MAKASSAR,inspirasinusantara.id— Penguatan nilai kebersamaan dan solidaritas sosial menjadi bagian penting dalam kehidupan masyarakat perkotaan, terutama di tengah dinamika kota yang terus berkembang. Momentum Ramadan kerap dimanfaatkan pemerintah daerah untuk mempererat hubungan dengan warga sekaligus memperkuat nilai spiritual dan sosial di tengah masyarakat.
Wakil Wali Kota Makassar Aliyah Mustika Ilham melaksanakan salat tarawih berjamaah bersama masyarakat dalam rangkaian Safari Ramadan Pemerintah Kota Makassar di Masjid Amirul Mukminin, Jalan Penghibur, Kecamatan Ujung Pandang, Kamis (12/3/2026).

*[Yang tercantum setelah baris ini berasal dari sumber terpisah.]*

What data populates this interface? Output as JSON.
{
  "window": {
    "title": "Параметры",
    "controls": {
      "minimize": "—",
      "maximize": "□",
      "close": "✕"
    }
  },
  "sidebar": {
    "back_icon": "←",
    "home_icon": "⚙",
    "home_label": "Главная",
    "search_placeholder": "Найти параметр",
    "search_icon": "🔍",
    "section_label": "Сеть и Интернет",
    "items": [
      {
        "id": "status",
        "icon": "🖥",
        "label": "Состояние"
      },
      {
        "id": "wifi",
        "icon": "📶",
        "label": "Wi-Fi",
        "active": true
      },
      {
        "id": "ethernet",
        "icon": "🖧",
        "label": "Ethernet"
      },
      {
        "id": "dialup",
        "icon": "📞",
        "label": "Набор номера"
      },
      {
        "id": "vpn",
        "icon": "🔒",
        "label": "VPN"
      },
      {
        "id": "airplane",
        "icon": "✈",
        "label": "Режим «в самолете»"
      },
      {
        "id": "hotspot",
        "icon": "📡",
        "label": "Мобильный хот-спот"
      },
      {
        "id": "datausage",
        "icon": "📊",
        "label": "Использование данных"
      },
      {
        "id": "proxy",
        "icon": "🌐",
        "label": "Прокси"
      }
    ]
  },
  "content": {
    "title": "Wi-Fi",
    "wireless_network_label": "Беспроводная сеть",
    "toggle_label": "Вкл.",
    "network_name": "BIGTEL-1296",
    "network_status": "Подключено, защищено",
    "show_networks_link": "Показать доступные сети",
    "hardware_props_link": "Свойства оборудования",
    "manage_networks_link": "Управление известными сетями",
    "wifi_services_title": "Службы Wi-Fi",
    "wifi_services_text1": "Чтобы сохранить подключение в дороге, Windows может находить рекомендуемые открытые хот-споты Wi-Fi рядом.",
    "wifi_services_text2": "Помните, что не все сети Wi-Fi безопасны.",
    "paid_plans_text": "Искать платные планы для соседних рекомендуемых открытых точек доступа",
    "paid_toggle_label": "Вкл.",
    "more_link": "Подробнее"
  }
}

Masjid yang dikenal sebagai Masjid Terapung Makassar tersebut dipadati jamaah yang menyambut kehadiran Aliyah dalam kegiatan keagamaan yang menjadi agenda tahunan pemerintah kota selama bulan suci.
Aliyah Mustika Ilham mengatakan Safari Ramadan tidak hanya menjadi agenda ibadah bersama, tetapi juga sarana mempererat hubungan antara pemerintah dan masyarakat.
“Safari Ramadan ini menjadi momentum bagi kami untuk lebih dekat dengan masyarakat. Pemerintah Kota Makassar ingin memastikan bahwa nilai kebersamaan, kepedulian sosial, dan semangat berbagi terus tumbuh di tengah masyarakat,” ujar Aliyah.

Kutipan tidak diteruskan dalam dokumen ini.